O Grupo Gay de Alagoas (GGAL) enviou ofício, ontem, ao Tribunal de Justiça do Mato Grosso do Sul para tentar confirmar se o perfil “@stjsfm” é mesmo do desembargador daquele Estado Sérgio Fernandes Martins, no Twitter. No último dia 9, o desembargador teria publicado o link da matéria do Estadão sobre o assassinato do casal homossexual Márcio Lira de Souza e Eduardo Luiz Mello da Silva, sob o título “Casal gay é achado morto em Alagoas com olhos perfurados”. Em seguida, o desembargador Sérgio Martins comenta: “[Perfurados? Os seis?]”.

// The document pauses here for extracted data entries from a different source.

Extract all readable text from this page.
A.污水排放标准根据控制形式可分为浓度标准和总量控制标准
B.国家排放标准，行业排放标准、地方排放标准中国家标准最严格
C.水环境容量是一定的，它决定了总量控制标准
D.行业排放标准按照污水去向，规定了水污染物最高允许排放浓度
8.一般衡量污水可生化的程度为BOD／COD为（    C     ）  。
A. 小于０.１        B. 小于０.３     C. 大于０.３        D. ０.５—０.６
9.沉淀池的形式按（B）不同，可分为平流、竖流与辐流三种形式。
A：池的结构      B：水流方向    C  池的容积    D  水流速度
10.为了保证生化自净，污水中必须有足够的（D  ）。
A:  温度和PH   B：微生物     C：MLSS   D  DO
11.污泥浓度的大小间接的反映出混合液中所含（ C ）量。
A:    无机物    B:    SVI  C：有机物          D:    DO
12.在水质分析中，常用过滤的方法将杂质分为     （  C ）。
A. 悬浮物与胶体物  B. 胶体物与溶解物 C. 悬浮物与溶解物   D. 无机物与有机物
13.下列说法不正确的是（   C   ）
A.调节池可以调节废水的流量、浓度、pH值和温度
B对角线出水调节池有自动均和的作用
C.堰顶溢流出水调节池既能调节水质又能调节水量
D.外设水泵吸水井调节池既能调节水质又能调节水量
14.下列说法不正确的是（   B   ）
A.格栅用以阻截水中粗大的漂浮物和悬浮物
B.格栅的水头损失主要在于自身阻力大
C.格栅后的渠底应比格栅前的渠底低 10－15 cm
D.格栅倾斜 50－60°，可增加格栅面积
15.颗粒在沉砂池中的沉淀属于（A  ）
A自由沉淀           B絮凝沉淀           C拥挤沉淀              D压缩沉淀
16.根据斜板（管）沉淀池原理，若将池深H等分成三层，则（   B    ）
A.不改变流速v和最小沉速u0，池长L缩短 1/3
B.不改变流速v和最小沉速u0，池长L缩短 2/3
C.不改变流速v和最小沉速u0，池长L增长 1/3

“...Além de publicar a Matéria do Jornal Estadão, Vossa Senhoria usa de um certo humor negro, ao se referir a prática de tortura (olhos perfurados), usa com total preconceito, desrespeito e linguagem pejorativa ao citar com interrogação se teriam perfurado o ânus de Márcio Lira Silva e seu companheiro Eduardo, durante as práticas de tortura vividas pelos mesmos antes de terem sua vida ceifada”, diz trecho do ofício enviado pelo GGAL ao TJ do MS e assinado por seu presidente, Nildo Correia.Mais adiante, o texto endereçado ao “Excelentíssimo Desembargador do Tribunal de Justiça do Mato Grosso do Sul dr. Sérgio Fernandes Martins” pede a confirmação sobre a autenticidade do perfil do desembargador do Twitter. LM-Dr. Sérgio Fernandes Martins: “Mesmo acreditando que alguém com a sua capacidade de conhecimento, intelectualidade, prestigio, caráter, QI entre outras qualidades, queremos ter certeza se a publicação na citada página é ou não de vossa autoria”.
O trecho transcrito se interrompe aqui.